Science begets pseudoscience. That single insight is worth the price of admission to this book. Scientists are eager to tell the public what it’s like on the frontier. We regale them with speculations about parallel universes, quantum teleportation, wormholes through spacetime and 10-dimensional superstrings. But what the nonscientist may be taking away from this is just that the universe is so strange that anything can happen.
This opens the way for New Age gurus to sprinkle their message with words drawn from science. Alternative healers speak of energy, resonance, and balance, but the words have no substance. They lack any definition. Kaminer recounts a talk by Matthew Fox, who is described as a “postmodern theologian,” on “the physics of angels.” Angels, he explains, move at the speed of light, like photons. “People seem to listen intently and very respectfully to Fox’s rambling exposition, although I cannot imagine they can make much sense of it. Reviewing my notes and a transcript of his remarks, I’m struck by his incoherency.”
I recently had the same reaction to a talk by Deepak Chopra on the release of his new book, How to Know God: The Soul’s Journey into the Mystery of Mysteries. He was introduced as treating spirituality with a rigorous scientific approach. The packed, well-to-do dinner audience in the National Press Club listened worshipfully as he explained that, “GOD is not a person but a process.” He paused, and then repeated it for emphasis: “GOD is not a person but a process.” There were literally gasps from the audience as the importance of this message sank in. “The essential nature of this material world is that it is not material,” he continued. “Things must be seen by the eye of the mind and the eye of the soul.” The eye of the soul, it seems, can be explained by quantum nonlocality. It is “unbounded by space or time.” What was he talking about, and why was everyone nodding their heads as if they understood?

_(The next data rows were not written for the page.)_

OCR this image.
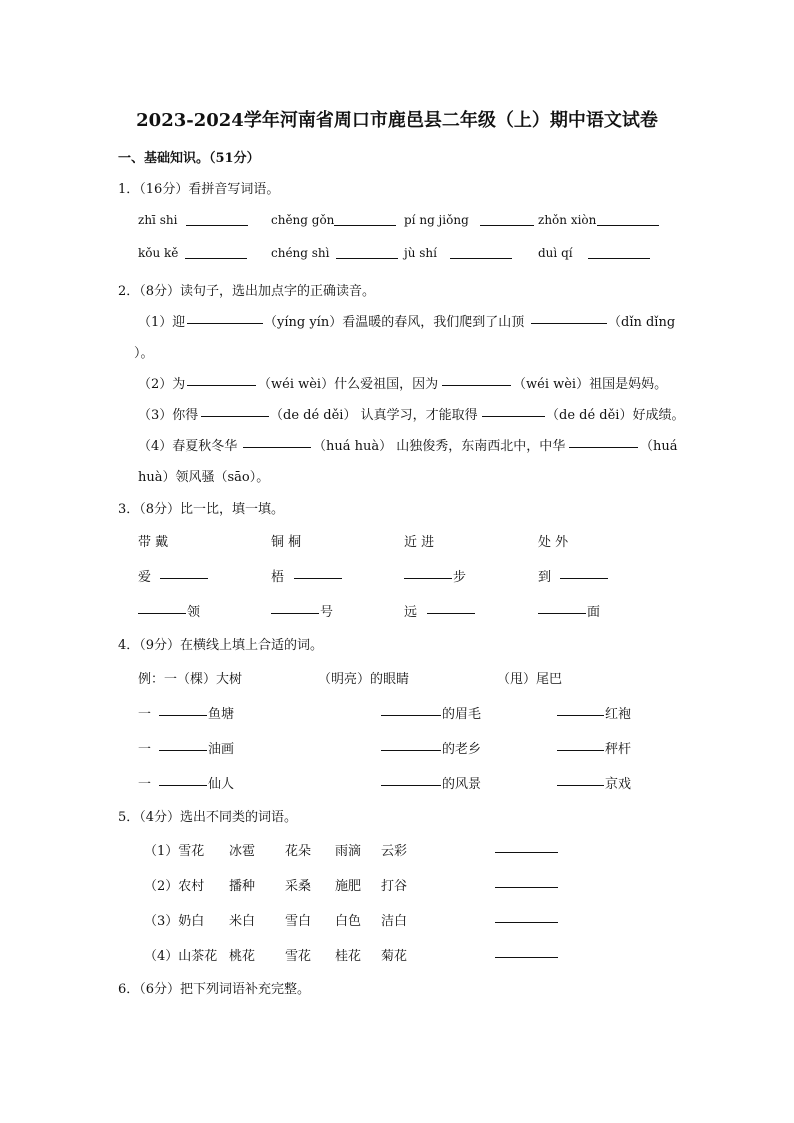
2023-2024学年河南省周口市鹿邑县二年级（上）期中语文试卷
一、基础知识。（51分）
1．（16分）看拼音写词语。
zhī shi	chěng gǒn	pí ng jiǒng	zhǒn xiòn
kǒu kě	chéng shì	jù shí	duì qí
2．（8分）读句子，选出加点字的正确读音。
（1）迎	（yíng yín）看温暖的春风，我们爬到了山顶	（dǐn dǐng
）。
（2）为	（wéi wèi）什么爱祖国，因为	（wéi wèi）祖国是妈妈。
（3）你得	（de dé děi） 认真学习，才能取得	（de dé děi）好成绩。
（4）春夏秋冬华	（huá huà） 山独俊秀，东南西北中，中华	（huá
huà）领风骚（sāo）。
3．（8分）比一比，填一填。
带 戴	铜 桐	近 进	处 外
爱	梧	步	到
领	号	远	面
4．（9分）在横线上填上合适的词。
例：一（棵）大树	（明亮）的眼睛	（甩）尾巴
一	鱼塘	的眉毛	红袍
一	油画	的老乡	秤杆
一	仙人	的风景	京戏
5．（4分）选出不同类的词语。
（1）雪花 冰雹 花朵 雨滴 云彩
（2）农村 播种 采桑 施肥 打谷
（3）奶白 米白 雪白 白色 洁白
（4）山茶花 桃花 雪花 桂花 菊花
6．（6分）把下列词语补充完整。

In his wonderful 1996 book Conjuring Science, Christopher Toumey complains that science “carelessly allows its meanings and values to be eviscerated when it permits mischief-makers to hijack its symbols for the benefit of other values and meanings.” In the end, Kaminer offers no solutions. My solution would be for everyone to read her book, but I suspect that those most in need of its message will be the least likely to pick it up.